We arrived to Chomes on a sunny summer morning after a cruising through the rural landscapes of the dry forest and across the trickling relic of a wide river. Large rocks littered the road and the car’s lack of suspension made for a jolting ride. The track smoothed into tarmac and we pulled to a stop to be met by Domingo Jimenez on the doorstep of his humble home, surrounded by the smiles of his fidgety grandkids and daughter Viviana. Formerly a fisherman, Domingo is currently the president of the Asociación Verde Manglar, a group of 50 community members that have raised their voices to protect the mangroves.

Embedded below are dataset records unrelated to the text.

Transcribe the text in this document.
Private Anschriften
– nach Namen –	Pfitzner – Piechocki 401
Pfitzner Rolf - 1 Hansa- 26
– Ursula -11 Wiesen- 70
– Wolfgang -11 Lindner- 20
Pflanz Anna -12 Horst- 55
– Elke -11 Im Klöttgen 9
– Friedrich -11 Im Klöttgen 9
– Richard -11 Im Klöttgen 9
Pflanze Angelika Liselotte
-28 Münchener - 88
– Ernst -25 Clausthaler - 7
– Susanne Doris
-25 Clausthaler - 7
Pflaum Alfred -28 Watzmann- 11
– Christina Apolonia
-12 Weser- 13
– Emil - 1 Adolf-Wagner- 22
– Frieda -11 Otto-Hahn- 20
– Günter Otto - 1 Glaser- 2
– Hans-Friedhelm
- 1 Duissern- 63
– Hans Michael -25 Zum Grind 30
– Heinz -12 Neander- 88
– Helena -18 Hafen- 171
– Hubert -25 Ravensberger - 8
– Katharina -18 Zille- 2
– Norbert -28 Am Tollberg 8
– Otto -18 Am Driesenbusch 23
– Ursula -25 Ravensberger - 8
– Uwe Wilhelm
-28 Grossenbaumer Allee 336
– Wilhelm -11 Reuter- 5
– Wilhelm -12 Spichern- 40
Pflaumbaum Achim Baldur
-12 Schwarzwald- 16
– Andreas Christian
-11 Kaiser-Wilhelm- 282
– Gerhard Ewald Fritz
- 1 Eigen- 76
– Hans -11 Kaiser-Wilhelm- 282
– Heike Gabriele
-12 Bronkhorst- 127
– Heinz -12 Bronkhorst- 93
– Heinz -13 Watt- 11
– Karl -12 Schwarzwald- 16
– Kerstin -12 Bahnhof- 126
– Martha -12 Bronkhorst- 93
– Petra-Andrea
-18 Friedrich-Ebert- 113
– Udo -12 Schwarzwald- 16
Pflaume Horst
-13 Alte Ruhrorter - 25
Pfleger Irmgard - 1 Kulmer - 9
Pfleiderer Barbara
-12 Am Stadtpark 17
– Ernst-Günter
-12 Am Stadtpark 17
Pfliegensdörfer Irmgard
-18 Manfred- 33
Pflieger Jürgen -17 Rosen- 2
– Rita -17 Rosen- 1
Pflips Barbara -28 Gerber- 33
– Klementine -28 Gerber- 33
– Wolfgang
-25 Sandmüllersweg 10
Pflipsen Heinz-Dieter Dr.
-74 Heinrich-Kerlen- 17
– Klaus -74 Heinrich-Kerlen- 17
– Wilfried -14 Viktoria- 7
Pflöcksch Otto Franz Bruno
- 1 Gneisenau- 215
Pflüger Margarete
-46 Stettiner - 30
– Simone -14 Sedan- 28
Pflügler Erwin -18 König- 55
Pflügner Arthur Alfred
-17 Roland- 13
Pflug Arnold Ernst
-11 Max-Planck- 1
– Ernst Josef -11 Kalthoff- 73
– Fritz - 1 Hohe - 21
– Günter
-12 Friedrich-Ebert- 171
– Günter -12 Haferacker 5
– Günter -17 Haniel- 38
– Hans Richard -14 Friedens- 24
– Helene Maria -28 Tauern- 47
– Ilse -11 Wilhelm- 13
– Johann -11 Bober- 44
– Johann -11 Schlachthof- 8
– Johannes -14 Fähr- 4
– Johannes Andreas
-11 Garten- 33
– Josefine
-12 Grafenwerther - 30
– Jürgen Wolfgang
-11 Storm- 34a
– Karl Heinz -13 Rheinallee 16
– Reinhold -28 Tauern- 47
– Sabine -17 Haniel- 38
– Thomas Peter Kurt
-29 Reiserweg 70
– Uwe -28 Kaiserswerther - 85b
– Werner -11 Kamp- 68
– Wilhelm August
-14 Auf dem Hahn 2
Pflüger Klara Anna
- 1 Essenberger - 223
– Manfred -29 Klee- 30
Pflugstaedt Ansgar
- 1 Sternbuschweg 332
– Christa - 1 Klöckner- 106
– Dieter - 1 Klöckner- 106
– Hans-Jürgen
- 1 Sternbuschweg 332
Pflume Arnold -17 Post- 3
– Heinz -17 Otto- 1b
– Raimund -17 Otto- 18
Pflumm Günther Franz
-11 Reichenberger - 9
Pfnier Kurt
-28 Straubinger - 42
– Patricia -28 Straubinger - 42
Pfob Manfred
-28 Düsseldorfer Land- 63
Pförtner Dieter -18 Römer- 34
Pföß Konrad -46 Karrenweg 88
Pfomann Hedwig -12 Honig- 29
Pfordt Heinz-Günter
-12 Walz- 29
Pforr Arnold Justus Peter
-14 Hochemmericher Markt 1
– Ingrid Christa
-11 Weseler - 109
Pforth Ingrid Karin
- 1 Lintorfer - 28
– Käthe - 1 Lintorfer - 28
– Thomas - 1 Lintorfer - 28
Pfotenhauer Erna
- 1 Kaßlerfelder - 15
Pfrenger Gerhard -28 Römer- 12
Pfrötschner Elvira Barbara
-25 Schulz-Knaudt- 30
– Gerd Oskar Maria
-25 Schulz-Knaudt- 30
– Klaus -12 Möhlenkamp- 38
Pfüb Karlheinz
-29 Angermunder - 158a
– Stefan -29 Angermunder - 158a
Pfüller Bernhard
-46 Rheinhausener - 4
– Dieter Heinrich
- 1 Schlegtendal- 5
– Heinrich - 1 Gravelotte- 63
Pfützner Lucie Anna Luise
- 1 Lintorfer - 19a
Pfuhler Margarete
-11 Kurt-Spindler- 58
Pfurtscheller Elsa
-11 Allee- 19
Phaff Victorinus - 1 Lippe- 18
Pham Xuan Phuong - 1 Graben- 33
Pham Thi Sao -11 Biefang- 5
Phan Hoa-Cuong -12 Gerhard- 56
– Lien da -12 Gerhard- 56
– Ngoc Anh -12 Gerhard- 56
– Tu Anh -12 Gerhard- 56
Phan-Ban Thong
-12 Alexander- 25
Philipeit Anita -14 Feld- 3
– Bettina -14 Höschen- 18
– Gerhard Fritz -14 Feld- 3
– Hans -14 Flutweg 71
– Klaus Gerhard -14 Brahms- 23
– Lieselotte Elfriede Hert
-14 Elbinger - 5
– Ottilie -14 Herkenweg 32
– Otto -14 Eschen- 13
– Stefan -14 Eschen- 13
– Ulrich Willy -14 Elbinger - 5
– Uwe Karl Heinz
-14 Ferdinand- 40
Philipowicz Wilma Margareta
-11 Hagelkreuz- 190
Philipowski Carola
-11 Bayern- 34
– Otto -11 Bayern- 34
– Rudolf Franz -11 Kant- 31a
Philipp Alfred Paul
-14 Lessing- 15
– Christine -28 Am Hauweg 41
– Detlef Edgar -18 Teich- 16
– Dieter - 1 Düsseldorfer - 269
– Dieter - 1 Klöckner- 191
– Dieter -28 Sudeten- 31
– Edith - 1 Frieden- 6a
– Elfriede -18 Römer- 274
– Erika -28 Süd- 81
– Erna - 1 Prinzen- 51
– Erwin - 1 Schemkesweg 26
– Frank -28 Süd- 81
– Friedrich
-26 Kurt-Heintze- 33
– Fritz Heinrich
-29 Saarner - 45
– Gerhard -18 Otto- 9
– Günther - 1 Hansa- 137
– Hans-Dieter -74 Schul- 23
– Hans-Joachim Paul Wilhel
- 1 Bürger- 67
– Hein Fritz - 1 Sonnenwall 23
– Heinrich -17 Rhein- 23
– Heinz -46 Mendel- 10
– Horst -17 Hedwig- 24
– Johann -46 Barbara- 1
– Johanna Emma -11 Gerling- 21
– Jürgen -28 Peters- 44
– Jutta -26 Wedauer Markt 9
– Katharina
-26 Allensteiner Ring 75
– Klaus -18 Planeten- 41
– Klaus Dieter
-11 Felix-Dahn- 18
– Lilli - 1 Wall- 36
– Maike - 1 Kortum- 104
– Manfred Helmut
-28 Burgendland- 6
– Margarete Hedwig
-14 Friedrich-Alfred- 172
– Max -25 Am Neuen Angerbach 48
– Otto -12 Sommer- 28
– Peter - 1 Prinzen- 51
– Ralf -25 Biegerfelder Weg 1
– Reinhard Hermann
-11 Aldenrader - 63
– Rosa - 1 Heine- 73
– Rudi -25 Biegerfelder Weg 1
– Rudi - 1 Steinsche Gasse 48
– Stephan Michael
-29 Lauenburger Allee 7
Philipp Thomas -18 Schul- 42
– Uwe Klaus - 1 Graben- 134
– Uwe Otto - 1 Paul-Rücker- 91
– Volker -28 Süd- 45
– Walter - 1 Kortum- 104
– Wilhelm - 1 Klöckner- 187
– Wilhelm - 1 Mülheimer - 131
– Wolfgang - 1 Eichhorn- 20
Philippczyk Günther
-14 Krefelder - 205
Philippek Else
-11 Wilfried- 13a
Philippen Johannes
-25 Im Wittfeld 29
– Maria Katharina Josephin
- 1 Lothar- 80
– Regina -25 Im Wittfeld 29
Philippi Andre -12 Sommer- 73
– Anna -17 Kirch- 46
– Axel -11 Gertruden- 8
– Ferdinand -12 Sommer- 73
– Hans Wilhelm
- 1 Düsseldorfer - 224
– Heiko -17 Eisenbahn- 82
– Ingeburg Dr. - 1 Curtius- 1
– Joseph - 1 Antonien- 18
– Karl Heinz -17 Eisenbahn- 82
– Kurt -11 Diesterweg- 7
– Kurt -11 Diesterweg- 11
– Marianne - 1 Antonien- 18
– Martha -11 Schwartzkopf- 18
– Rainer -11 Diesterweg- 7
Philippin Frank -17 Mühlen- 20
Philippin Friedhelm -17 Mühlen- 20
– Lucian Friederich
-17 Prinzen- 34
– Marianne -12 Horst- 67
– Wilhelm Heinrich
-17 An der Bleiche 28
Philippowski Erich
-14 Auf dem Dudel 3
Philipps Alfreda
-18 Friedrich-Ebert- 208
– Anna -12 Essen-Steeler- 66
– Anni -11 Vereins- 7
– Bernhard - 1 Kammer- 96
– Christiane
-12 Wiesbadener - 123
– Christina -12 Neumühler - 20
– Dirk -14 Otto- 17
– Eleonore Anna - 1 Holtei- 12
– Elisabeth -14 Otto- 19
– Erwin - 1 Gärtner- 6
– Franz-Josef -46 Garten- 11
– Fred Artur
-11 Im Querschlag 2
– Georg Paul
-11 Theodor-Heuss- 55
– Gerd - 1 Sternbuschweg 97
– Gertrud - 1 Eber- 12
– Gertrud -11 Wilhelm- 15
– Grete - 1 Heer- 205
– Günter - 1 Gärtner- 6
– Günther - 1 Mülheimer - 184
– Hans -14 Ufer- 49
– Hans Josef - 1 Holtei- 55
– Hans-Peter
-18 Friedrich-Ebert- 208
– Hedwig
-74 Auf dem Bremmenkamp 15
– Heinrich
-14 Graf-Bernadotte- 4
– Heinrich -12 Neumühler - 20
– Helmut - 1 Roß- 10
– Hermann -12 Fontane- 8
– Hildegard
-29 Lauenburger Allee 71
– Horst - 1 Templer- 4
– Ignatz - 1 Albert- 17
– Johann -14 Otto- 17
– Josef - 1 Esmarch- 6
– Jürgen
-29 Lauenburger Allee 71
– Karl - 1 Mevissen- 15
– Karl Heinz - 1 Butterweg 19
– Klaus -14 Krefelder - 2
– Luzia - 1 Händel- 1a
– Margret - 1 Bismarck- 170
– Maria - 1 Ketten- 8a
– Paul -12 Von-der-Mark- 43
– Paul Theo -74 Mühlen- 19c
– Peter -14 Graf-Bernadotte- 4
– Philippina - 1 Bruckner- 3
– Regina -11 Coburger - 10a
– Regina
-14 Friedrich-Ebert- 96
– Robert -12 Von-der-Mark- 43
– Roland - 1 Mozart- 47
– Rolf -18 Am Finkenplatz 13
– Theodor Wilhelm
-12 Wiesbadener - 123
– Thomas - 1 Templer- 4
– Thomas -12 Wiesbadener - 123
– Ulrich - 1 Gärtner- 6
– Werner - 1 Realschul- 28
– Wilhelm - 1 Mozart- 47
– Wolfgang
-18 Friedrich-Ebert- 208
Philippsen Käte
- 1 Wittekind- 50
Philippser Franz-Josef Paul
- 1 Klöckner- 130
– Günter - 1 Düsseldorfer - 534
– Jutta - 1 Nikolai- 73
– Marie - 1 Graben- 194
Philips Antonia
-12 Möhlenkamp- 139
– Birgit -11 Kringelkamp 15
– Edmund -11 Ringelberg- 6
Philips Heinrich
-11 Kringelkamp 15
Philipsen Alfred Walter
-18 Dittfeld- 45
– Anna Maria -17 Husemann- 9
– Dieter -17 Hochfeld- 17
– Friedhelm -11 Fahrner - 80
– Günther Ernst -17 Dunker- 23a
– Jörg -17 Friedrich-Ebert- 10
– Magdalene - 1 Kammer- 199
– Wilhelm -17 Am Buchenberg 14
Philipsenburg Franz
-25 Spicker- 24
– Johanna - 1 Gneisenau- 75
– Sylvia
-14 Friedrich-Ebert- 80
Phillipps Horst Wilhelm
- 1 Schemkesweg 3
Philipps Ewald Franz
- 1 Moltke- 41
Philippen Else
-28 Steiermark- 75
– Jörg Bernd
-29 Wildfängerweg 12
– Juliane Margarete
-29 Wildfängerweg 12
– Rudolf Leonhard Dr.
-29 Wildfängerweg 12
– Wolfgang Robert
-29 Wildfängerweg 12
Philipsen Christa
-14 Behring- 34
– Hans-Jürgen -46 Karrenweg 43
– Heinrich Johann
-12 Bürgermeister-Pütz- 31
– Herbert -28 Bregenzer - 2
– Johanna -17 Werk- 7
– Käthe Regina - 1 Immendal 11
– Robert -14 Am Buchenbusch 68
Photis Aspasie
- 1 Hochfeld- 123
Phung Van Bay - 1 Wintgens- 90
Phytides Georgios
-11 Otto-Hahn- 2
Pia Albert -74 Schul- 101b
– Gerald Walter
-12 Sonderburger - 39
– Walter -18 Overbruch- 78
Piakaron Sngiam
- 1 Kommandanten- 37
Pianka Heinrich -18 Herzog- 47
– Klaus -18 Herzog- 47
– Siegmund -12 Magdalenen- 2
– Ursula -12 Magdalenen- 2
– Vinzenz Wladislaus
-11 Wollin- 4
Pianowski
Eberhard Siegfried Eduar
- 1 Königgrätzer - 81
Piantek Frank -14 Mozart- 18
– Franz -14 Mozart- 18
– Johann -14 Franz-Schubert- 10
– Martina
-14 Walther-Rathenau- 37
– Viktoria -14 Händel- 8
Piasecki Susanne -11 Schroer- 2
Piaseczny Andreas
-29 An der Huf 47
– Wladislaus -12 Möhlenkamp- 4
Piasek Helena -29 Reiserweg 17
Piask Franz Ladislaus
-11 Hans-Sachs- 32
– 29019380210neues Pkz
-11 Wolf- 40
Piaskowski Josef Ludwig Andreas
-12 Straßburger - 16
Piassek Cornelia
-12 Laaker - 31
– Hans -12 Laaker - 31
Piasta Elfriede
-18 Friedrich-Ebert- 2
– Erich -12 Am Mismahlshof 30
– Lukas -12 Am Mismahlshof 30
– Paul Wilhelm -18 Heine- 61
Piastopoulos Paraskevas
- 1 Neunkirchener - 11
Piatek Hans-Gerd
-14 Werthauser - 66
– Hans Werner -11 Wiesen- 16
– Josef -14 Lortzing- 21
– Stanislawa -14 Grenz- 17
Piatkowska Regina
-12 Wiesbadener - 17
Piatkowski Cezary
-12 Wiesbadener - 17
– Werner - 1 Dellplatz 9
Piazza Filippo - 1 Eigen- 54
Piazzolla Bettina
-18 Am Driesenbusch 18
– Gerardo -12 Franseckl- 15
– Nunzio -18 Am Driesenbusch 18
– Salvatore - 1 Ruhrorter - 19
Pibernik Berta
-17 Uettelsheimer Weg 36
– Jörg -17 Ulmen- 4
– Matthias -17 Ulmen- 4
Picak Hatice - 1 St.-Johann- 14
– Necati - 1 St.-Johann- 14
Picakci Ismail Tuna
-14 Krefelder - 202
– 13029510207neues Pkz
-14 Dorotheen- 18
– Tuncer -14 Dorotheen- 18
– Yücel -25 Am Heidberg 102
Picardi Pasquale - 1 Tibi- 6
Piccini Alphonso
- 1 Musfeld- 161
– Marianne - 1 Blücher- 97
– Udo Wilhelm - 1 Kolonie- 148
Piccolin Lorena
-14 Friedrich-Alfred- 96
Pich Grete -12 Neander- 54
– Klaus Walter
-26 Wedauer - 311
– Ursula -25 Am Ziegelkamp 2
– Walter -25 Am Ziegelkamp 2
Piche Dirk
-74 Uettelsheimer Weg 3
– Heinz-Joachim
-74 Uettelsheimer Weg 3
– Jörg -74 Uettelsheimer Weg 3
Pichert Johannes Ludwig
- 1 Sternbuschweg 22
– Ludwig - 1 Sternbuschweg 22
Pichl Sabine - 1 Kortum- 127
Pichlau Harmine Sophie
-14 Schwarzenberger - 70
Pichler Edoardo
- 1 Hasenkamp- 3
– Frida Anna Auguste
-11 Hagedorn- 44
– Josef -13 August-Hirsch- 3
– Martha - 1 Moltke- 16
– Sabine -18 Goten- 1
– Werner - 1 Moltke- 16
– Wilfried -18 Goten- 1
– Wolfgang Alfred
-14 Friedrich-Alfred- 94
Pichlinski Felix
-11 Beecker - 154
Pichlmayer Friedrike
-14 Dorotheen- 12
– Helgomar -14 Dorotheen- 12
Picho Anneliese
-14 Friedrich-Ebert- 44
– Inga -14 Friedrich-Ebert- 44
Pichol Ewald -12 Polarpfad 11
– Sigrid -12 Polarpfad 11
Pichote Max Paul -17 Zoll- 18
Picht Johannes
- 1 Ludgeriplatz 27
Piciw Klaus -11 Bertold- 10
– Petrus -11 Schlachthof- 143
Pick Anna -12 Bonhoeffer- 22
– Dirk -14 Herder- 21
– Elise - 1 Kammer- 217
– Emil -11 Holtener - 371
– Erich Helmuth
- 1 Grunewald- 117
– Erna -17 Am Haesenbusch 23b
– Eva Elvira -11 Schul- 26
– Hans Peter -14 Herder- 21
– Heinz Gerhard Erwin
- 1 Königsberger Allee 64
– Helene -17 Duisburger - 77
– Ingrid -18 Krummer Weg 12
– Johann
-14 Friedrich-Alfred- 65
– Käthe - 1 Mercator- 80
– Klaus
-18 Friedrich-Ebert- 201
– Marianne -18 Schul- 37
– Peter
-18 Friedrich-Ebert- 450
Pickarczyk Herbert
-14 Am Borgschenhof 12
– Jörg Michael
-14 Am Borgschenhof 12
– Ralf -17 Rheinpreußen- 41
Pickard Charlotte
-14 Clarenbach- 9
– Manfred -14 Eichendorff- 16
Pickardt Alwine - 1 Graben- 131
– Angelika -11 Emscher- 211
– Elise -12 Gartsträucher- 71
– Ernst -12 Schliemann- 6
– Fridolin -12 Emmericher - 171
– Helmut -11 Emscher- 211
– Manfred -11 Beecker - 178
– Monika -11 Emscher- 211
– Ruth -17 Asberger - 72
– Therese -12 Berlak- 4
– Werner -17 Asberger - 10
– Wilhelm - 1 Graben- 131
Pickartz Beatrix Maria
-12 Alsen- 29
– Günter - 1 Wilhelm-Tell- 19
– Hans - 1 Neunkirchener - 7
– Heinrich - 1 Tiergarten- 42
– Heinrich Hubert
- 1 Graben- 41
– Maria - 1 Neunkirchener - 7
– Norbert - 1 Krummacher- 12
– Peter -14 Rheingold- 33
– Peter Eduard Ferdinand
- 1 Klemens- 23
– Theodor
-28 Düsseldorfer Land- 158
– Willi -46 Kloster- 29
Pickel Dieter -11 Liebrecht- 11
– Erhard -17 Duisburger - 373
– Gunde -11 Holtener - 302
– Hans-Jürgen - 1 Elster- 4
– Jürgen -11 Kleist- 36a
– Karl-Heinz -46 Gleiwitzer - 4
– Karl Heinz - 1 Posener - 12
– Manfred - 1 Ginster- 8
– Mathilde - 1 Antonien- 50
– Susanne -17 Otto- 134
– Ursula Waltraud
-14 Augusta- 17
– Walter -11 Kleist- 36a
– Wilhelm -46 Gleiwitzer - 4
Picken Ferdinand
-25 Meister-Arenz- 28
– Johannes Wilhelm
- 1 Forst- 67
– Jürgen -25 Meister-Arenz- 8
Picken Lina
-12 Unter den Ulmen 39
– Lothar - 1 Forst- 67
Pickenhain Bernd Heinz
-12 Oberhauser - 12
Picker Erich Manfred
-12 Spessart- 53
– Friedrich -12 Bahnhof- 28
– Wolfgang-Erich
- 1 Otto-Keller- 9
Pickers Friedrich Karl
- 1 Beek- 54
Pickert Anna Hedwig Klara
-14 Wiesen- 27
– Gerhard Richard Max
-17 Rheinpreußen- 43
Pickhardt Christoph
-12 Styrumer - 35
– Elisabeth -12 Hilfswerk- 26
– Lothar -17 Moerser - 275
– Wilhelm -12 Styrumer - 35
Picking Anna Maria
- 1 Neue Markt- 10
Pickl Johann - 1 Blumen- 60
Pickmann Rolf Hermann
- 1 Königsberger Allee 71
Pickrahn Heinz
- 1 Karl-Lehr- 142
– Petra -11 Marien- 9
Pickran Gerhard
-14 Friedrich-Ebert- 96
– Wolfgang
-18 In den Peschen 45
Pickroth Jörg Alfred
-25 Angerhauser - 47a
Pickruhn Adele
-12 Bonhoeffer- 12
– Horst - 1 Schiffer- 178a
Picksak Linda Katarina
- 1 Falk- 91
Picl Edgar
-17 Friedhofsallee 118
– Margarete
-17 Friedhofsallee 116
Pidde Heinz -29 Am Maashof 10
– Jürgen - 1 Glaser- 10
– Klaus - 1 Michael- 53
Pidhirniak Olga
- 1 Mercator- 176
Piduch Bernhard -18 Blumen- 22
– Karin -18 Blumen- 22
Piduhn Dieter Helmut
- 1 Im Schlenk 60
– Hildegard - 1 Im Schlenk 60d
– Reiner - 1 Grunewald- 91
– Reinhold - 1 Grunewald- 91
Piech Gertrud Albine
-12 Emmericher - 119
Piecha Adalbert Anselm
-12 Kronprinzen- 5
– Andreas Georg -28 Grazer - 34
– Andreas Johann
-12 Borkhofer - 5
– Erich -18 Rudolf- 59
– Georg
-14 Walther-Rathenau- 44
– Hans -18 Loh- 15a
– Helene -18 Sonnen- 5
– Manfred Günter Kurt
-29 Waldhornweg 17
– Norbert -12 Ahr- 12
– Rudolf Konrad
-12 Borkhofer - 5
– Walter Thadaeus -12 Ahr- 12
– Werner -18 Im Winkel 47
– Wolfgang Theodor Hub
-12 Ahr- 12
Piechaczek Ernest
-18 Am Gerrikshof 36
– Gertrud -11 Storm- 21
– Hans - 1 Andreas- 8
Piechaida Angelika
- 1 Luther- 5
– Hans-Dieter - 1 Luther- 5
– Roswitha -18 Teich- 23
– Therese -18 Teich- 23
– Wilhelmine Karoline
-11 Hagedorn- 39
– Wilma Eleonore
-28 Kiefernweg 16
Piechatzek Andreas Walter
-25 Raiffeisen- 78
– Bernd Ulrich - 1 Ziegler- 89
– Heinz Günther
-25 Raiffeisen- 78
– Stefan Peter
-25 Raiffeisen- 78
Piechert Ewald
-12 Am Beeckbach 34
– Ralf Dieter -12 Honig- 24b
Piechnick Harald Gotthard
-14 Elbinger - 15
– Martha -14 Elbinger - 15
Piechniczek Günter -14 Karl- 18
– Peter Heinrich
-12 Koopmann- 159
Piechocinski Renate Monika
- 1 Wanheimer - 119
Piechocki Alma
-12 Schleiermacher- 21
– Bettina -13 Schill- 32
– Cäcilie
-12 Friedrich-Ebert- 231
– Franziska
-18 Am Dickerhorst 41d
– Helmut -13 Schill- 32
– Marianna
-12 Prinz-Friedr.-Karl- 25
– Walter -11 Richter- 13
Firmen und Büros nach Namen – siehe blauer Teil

Why the mangroves of Chomes are in urgent need of protection is a long story and reaches far beyond the boundaries of this village or forest, but in short an excess of fishermen and gill nets throughout the gulf, combined with the shrinking of the mangrove forest cover due to cutting for shrimp farms, agriculture and cattle is to blame. This has resulted in a ~60% decline in fish landings (according to fishers’ estimations) and a plummeting cockle harvest. This scenario has left the fishers community of Chomes with little choice but to unite their wills and strength to restore the mangroves of the area, recognizing their role as nursery ground for pianguas (cockles) and commercial fish species such as róbalo (snook), pargo (snapper) and bagre (catfish).
Asociación Verde Manglar has taken up the challenging task of cleaning the mangroves of all the litter that every high tide renews, followed by a reforestation program over the next 3 to 4 years. In our walk with Domingo, we were fortunate enough to encounter the group in a nearby mangrove during their daily cleaning routine, and were surprised and energised listening to these empowered men and women explaining the importance and vitality of mangroves, and their commitment to protect them.
With their bare hands, they are slowly helping mangroves recolonise and retake the terrain of abandoned shrimp ponds, and safeguarding the land against further clearing for cattle farms. In some places the power of the sea alone has begun reclaiming the cleared land of old shrimp ponds, where the earthen barriers have ceded to the force of the tide, flooding the cracked earth and facilitating the creeping emergence of mangrove seedlings once again.
Our visit to Chomes was a pleasant surprise. We expected to find a shredded town with fragmented and opposing ideals, as it looks from above in Google Earth. Instead we bumped into unity, spirit of change, and a determination to make things right for future generations; to return their world and its mangroves to a state better than they found them… and we were inspired.